2009

La chance, une fois encore, est avec moi : j'ai eu l'occasion d'acheter, depuis le château de Malleret en Haut-Médoc où j'étais en prospection mycologique avec des amis de Bordeaux, un billet bon marché aux enchères de Nouvelles Frontières: 385 euros Paris-Antananarivo aller-retour, c'est donné ! Court 10ème séjour à Mada, certes, mais qui me permet d'aller voir où en est ma maison et si tout va bien pour mes amis d'Andasibe et de Mahambo. Pourtant, dans l'avion même, deux rencontres auraient pu me décourager: un Malgache, chauffeur-guide à Mada, et un vazaha dans les affaires, sont très pessimistes quant à l'avenir du pays: selon eux, la méfiance reste de mise entre les ethnies, les Malgaches ne disent jamais ce qu'ils pensent (même à l'intérieur des couples!), il faudra des années au pays pour se redresser de la situation politique (conflit entre M. Ravalomana et A. Rajoelina) et économique troublées. A Tana, peu de touristes descendent de l'avion et... le visa est devenu gratuit. C'est un signe qui ne trompe pas: les autorités essaient d'attirer des visteurs en nombre décroissant.
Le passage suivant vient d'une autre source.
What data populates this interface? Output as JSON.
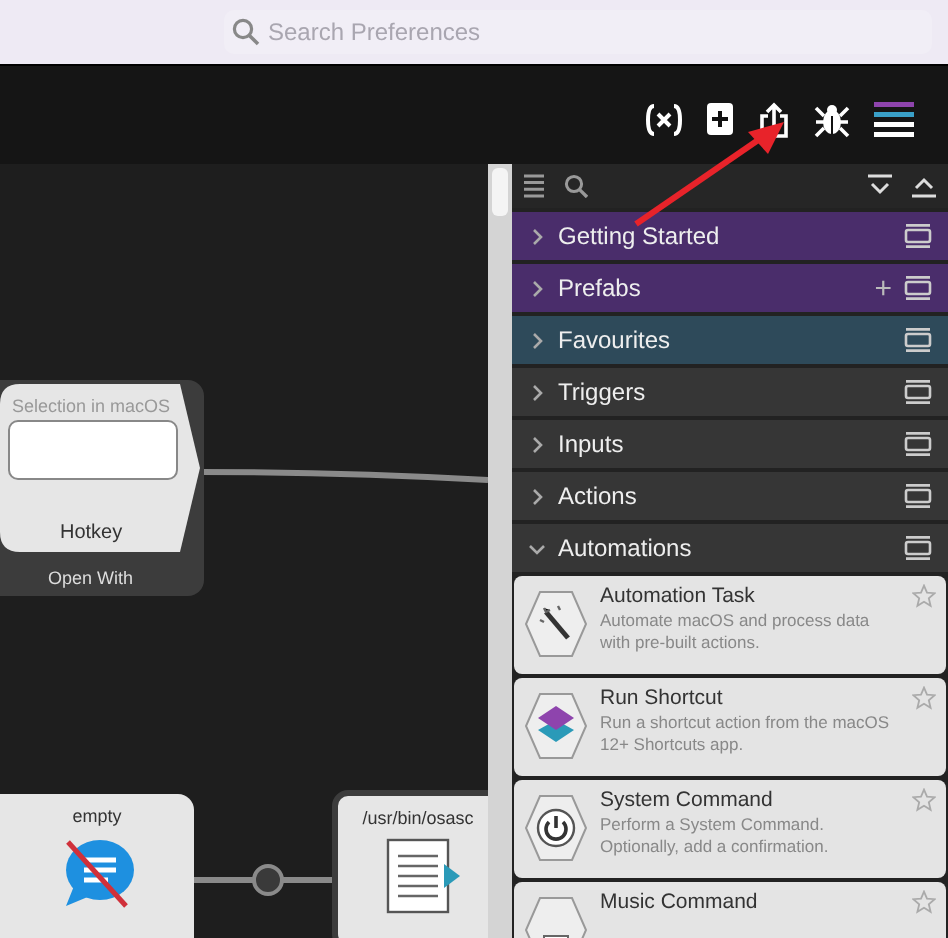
{
  "search": {
    "placeholder": "Search Preferences"
  },
  "canvas": {
    "hotkey_node": {
      "field_label": "Selection in macOS",
      "title": "Hotkey",
      "footer": "Open With"
    },
    "message_node": {
      "title": "empty"
    },
    "script_node": {
      "title": "/usr/bin/osasc"
    }
  },
  "sidebar": {
    "categories": [
      {
        "label": "Getting Started",
        "expanded": false,
        "color": "#4a2d6b"
      },
      {
        "label": "Prefabs",
        "expanded": false,
        "color": "#4a2d6b",
        "action": "+"
      },
      {
        "label": "Favourites",
        "expanded": false,
        "color": "#2e4a5a"
      },
      {
        "label": "Triggers",
        "expanded": false,
        "color": "#363636"
      },
      {
        "label": "Inputs",
        "expanded": false,
        "color": "#363636"
      },
      {
        "label": "Actions",
        "expanded": false,
        "color": "#363636"
      },
      {
        "label": "Automations",
        "expanded": true,
        "color": "#363636"
      }
    ],
    "items": [
      {
        "kind": "wand",
        "title": "Automation Task",
        "description": "Automate macOS and process data with pre-built actions."
      },
      {
        "kind": "layers",
        "title": "Run Shortcut",
        "description": "Run a shortcut action from the macOS 12+ Shortcuts app."
      },
      {
        "kind": "power",
        "title": "System Command",
        "description": "Perform a System Command. Optionally, add a confirmation."
      },
      {
        "kind": "music",
        "title": "Music Command"
      }
    ]
  }
}
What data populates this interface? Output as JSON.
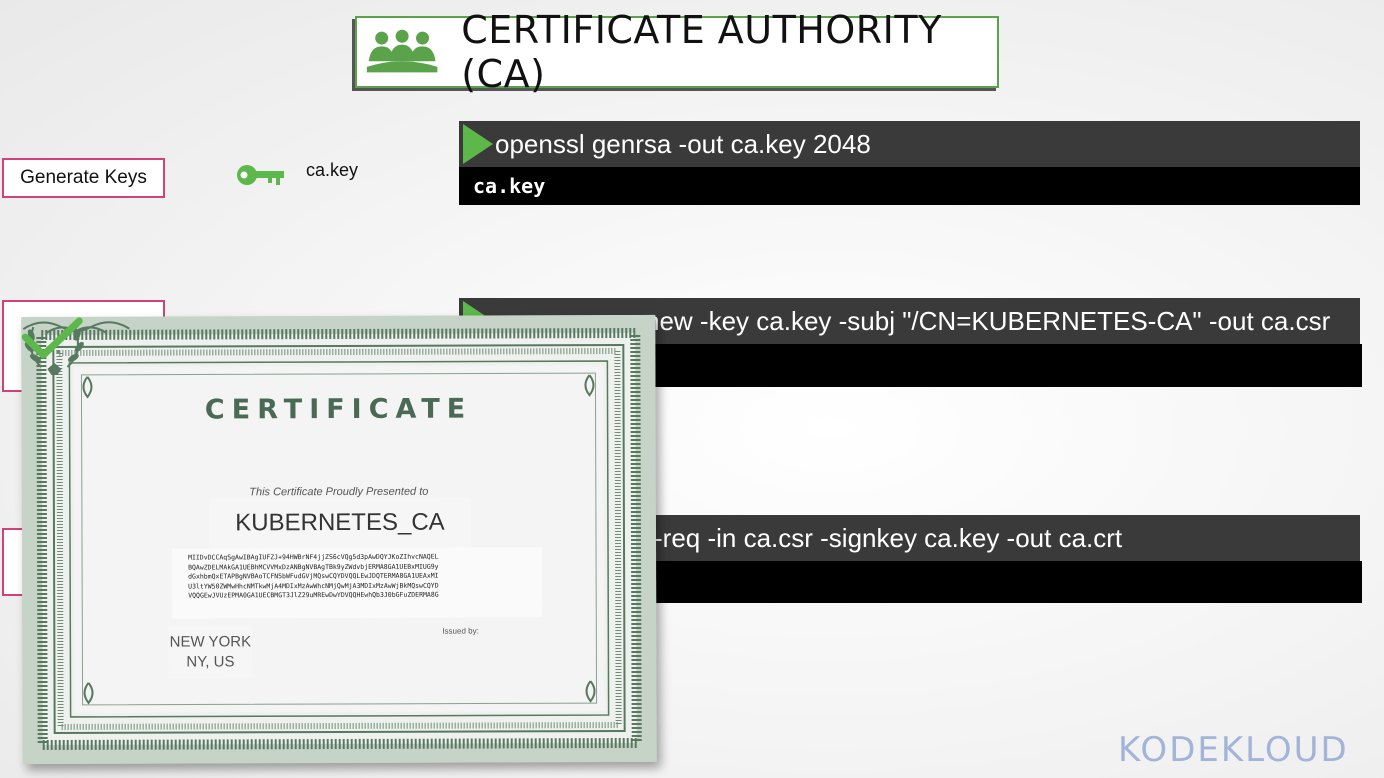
{
  "header": {
    "title": "CERTIFICATE AUTHORITY (CA)",
    "icon": "group-icon",
    "accent": "#5aa34a"
  },
  "steps": [
    {
      "label": "Generate Keys",
      "file_label": "ca.key",
      "file_icon": "key-icon"
    }
  ],
  "commands": [
    {
      "text": "openssl genrsa -out ca.key 2048",
      "output": "ca.key"
    },
    {
      "text": "new -key ca.key -subj  \"/CN=KUBERNETES-CA\" -out ca.csr",
      "output": ""
    },
    {
      "text": "-req -in ca.csr -signkey ca.key -out ca.crt",
      "output": ""
    }
  ],
  "certificate": {
    "title": "CERTIFICATE",
    "subtitle": "This Certificate Proudly Presented to",
    "name": "KUBERNETES_CA",
    "code_lines": [
      "MIIDvDCCAqSgAwIBAgIUFZJ+94HWBrNF4jjZS6cVQg5d3pAwDQYJKoZIhvcNAQEL",
      "BQAwZDELMAkGA1UEBhMCVVMxDzANBgNVBAgTBk9yZWdvbjERMA8GA1UEBxMIUG9y",
      "dGxhbmQxETAPBgNVBAoTCFN5bWFudGVjMQswCQYDVQQLEwJDQTERMA8GA1UEAxMI",
      "U3ltYW50ZWMwHhcNMTkwMjA4MDIxMzAwWhcNMjQwMjA3MDIxMzAwWjBkMQswCQYD",
      "VQQGEwJVUzEPMA0GA1UECBMGT3JlZ29uMREwDwYDVQQHEwhQb3J0bGFuZDERMA8G"
    ],
    "location_line1": "NEW YORK",
    "location_line2": "NY, US",
    "issued_label": "Issued by:"
  },
  "brand": {
    "logo": "KODEKLOUD",
    "color": "#a2b4d9"
  }
}
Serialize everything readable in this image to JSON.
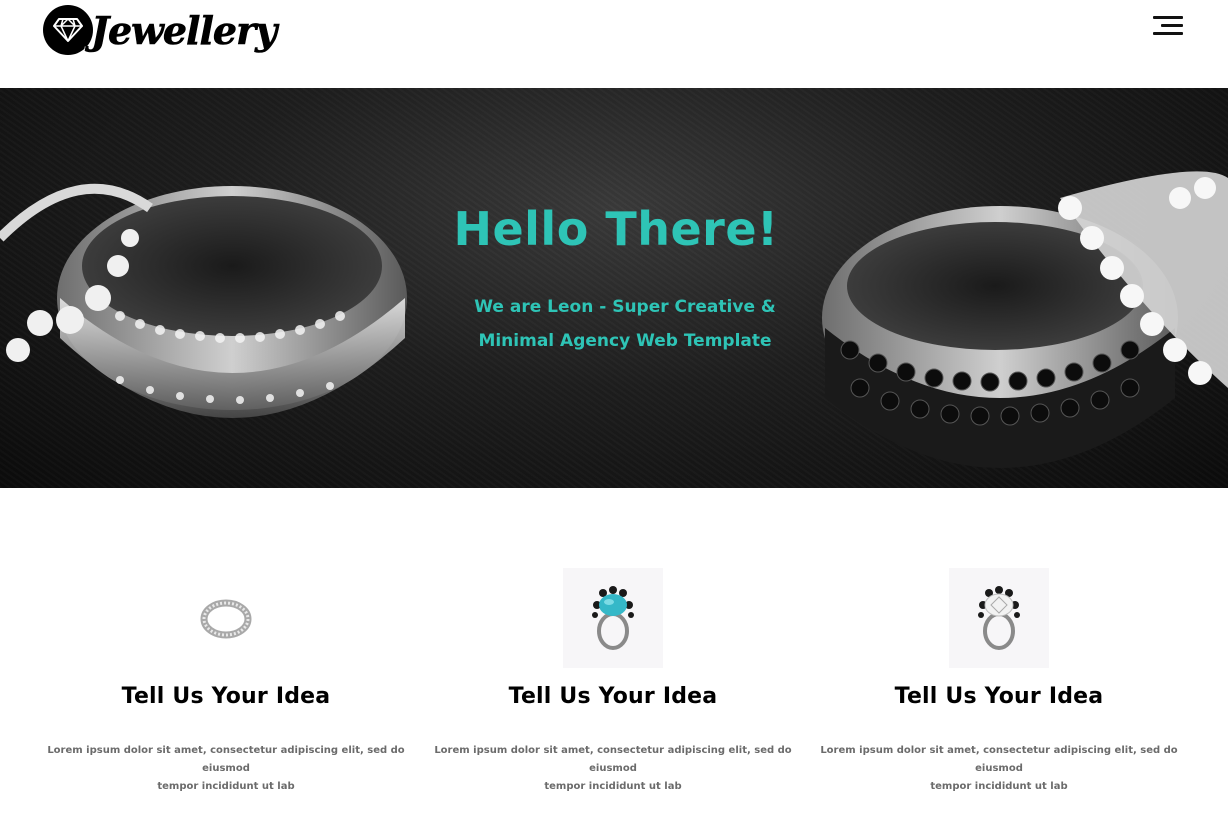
{
  "brand": {
    "name": "Jewellery",
    "icon": "diamond-icon"
  },
  "nav": {
    "menu_icon": "hamburger-menu-icon"
  },
  "hero": {
    "title": "Hello There!",
    "subtitle_line1": "We are Leon - Super Creative &",
    "subtitle_line2": "Minimal Agency Web Template",
    "accent_color": "#2ec4b6"
  },
  "features": [
    {
      "image": "silver-diamond-band-ring",
      "title": "Tell Us Your Idea",
      "text_line1": "Lorem ipsum dolor sit amet, consectetur adipiscing elit, sed do eiusmod",
      "text_line2": "tempor incididunt ut lab"
    },
    {
      "image": "turquoise-stone-ring",
      "title": "Tell Us Your Idea",
      "text_line1": "Lorem ipsum dolor sit amet, consectetur adipiscing elit, sed do eiusmod",
      "text_line2": "tempor incididunt ut lab"
    },
    {
      "image": "white-gem-cluster-ring",
      "title": "Tell Us Your Idea",
      "text_line1": "Lorem ipsum dolor sit amet, consectetur adipiscing elit, sed do eiusmod",
      "text_line2": "tempor incididunt ut lab"
    }
  ]
}
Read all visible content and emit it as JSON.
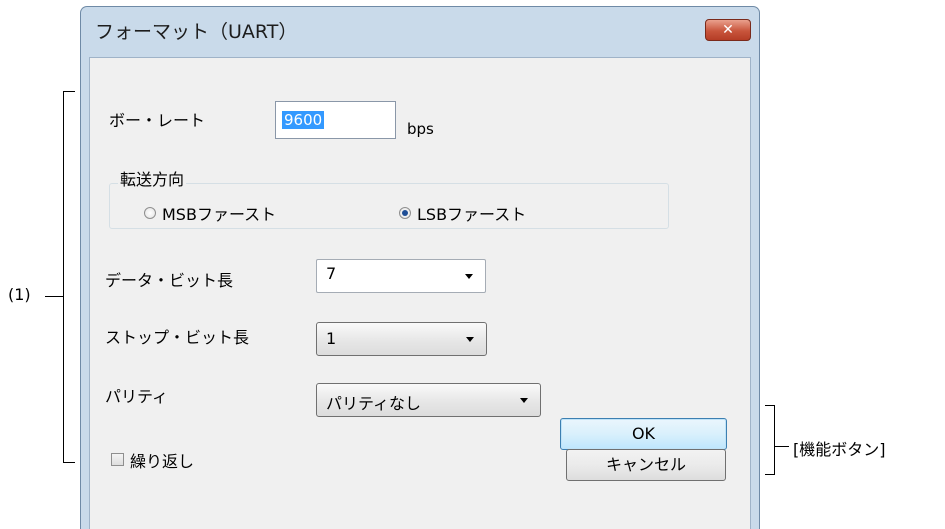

Faut-il être aussi pessimiste ? L'accueil est en effet toujours aussi chaleureux, de la part de l'association VOARA (voir les infos pratiques - Ecoles). Les élèves de Neufchâteau (Belgique) ont récolté une somme coquette pour offrir à leurs correspondants malgaches du matériel informatique à usage pédagogique, que je leur apporte (ordinateur notebook) ou qu'ils ont acheté sur place (imprimante, cartouches d'encre et feuilles de papier).

L'arrivée à Andasibe est plutôt morne: il pluvine, il n'y a qu'un seul guide présent à Mitsinjo et... il n'est pas à jeun. C'est le week-end, d'accord, mais il pourrait y avoir des clients pour visiter la réserve gérée par l'association... Quant aux posters didactiques que j'ai apportés pour les écoles de la région, ils n'attirent guère son attention, et j'en suis tout triste.

 poster pour les écoles

C'est donc avec amertume que je reprends la route en compagnie de Tô, dès le lendemain matin, vers Tamatave, où j'achète toujours des objets d'artisanat pour ramener en Belgique, puis Mahambo.